Questioned about the current state of the non-life market and concerns about its profitability, Cronin notes that the motor market in particular is highly competitive and is being impacted seriously by the low interest rate environment. Higher claims and legal costs are also expected because of the introduction of PPOs and the Courts and Civil Law (Miscellaneous Provisions) Act 2013. Nevertheless, she sees some evidence of premium rates increasing which is clearly welcome (by the industry, if not by customers).

She says the findings of the 2014 EIOPA stress tests, which seemed to indicate that a higher than expected number of Irish companies would have a Solvency II SCR below 100%, is somewhat misleading. The tests were done on a standard formula basis and the internal model basis would in most cases produce a significantly better result, she says. She confirmed however that the Central Bank is working very closely with a number of companies to ensure that their solvency is satisfactory under Solvency II. She expects a small number will still have a problem when this process is complete.
On the life side, Cronin notes that the domestic market is doing well and benefitting from a move by customers away from low interest bearing bank deposit accounts. The cross border sector is also growing exceptionally well in its main markets of the UK and Italy. She does not detect much growth in the VA business in the UK and thinks that the growth there is in the unit linked sector. The move to Solvency II will create an “interesting” situation in relation to the treatment of the Italian tax asset. While the recently introduced limitations on how this is treated for Solvency I purposes will fall into abeyance, the Central Bank will expect companies to value the tax asset on the Prudent Person Principle and to give serious consideration to liquidity and concentration risk. Where companies do value it fully the Bank will be looking for evidence that this is appropriate.
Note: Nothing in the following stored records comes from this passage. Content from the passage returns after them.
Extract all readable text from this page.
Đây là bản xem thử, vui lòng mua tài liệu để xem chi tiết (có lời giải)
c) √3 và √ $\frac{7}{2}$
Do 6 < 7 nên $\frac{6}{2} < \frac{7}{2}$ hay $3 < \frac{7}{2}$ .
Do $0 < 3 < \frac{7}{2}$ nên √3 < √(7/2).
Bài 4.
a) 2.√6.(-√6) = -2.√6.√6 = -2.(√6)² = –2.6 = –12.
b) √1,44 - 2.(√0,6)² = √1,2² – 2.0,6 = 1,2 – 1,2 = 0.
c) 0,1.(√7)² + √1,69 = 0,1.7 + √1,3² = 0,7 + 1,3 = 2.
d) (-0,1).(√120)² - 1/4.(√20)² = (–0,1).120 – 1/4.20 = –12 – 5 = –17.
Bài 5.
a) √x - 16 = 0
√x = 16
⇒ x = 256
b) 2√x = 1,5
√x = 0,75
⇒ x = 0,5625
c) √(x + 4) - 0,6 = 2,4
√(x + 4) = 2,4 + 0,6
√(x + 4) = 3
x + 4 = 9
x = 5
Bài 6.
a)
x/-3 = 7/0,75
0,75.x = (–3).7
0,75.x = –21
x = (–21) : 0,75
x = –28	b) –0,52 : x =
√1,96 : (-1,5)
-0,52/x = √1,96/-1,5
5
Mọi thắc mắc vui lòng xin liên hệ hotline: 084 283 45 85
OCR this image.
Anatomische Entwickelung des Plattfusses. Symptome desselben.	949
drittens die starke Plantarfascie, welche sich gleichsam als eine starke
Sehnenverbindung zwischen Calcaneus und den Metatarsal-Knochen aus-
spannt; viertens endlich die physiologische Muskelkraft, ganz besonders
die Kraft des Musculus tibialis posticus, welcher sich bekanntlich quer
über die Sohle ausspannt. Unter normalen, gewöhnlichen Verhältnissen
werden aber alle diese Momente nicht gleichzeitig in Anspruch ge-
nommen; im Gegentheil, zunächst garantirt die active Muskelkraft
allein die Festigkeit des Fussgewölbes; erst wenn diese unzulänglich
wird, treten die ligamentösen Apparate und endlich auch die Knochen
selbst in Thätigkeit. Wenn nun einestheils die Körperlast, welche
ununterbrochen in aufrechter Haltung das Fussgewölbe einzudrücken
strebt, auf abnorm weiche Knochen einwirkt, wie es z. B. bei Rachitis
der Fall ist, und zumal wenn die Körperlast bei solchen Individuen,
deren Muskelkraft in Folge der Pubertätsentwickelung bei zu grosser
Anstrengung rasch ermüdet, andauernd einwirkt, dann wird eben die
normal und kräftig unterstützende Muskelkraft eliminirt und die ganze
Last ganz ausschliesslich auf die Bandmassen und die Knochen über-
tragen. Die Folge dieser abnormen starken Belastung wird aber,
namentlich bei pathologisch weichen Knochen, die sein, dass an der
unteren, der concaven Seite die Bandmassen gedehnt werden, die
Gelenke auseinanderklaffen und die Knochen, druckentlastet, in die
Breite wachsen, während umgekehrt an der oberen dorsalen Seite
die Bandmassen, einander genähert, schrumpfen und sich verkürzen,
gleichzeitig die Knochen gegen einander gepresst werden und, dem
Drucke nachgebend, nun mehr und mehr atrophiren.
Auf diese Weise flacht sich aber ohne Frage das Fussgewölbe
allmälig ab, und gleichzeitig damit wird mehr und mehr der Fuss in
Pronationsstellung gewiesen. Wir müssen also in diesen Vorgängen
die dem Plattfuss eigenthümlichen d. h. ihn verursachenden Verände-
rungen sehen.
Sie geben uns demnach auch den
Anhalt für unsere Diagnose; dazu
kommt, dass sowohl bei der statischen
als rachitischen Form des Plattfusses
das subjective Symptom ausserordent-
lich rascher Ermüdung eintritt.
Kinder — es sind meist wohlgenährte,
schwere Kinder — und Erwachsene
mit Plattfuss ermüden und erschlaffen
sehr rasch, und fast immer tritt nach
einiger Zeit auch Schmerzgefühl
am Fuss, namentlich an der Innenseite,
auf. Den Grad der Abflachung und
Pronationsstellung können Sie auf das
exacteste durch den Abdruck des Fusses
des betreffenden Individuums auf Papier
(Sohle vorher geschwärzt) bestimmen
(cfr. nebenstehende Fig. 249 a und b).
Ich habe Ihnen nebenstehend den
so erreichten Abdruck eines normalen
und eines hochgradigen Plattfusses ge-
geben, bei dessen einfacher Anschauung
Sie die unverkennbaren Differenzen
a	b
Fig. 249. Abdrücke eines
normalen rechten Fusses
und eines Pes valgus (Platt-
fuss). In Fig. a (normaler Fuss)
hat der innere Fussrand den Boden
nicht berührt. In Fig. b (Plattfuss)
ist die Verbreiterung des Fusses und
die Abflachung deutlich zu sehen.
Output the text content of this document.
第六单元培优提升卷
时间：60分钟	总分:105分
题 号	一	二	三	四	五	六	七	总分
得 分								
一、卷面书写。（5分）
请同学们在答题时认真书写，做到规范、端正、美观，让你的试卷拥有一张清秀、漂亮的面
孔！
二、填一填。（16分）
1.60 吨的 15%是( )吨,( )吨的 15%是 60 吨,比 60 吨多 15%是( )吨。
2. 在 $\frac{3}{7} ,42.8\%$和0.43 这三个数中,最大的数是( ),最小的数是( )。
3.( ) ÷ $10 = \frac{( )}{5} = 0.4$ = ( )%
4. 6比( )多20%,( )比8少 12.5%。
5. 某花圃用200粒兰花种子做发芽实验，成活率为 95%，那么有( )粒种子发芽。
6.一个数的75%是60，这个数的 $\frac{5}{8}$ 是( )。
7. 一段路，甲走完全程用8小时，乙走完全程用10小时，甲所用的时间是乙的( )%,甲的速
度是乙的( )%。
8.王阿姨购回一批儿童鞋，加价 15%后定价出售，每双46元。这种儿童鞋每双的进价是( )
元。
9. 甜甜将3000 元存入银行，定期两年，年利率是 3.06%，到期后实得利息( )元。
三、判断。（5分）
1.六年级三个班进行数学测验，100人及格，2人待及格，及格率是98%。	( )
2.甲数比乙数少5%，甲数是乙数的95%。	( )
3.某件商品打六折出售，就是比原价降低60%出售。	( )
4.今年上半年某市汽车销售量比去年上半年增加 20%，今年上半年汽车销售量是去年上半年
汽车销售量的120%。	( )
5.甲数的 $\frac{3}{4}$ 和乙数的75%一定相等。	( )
Preparations for Solvency II are on course and Cronin expects that the implementation at the end of the year will be reasonably smooth if firms maintain the current strong momentum that exists in the Solvency II project. The final Implementing Technical Standards and guidance notes have just been signed off by EIOPA and the preparatory phase QRTS were all submitted successfully within the recent deadline. The next exercise will be to examine the quality of the data submitted. Cronin believes this could be an interesting challenge given the robustness of some of the systems in place.

One issue that is exercising some companies is what percentage of the SCR will be deemed satisfactory by the Central Bank, as in the Solvency I regime it was considered necessary to cover at least 150% of the solvency margin. The answer, according to Cronin, is that “it depends”. In this she is perhaps reflecting the scepticism with which the Bank views the SCR, as recently articulated by Deputy Governor Roux. It is here that the Central Bank will be looking closely at the ORSA and its central role in establishing the real capital needs of the company.

Clearly Sylvia Cronin has much on her agenda but it was nice to see that she is still smiling.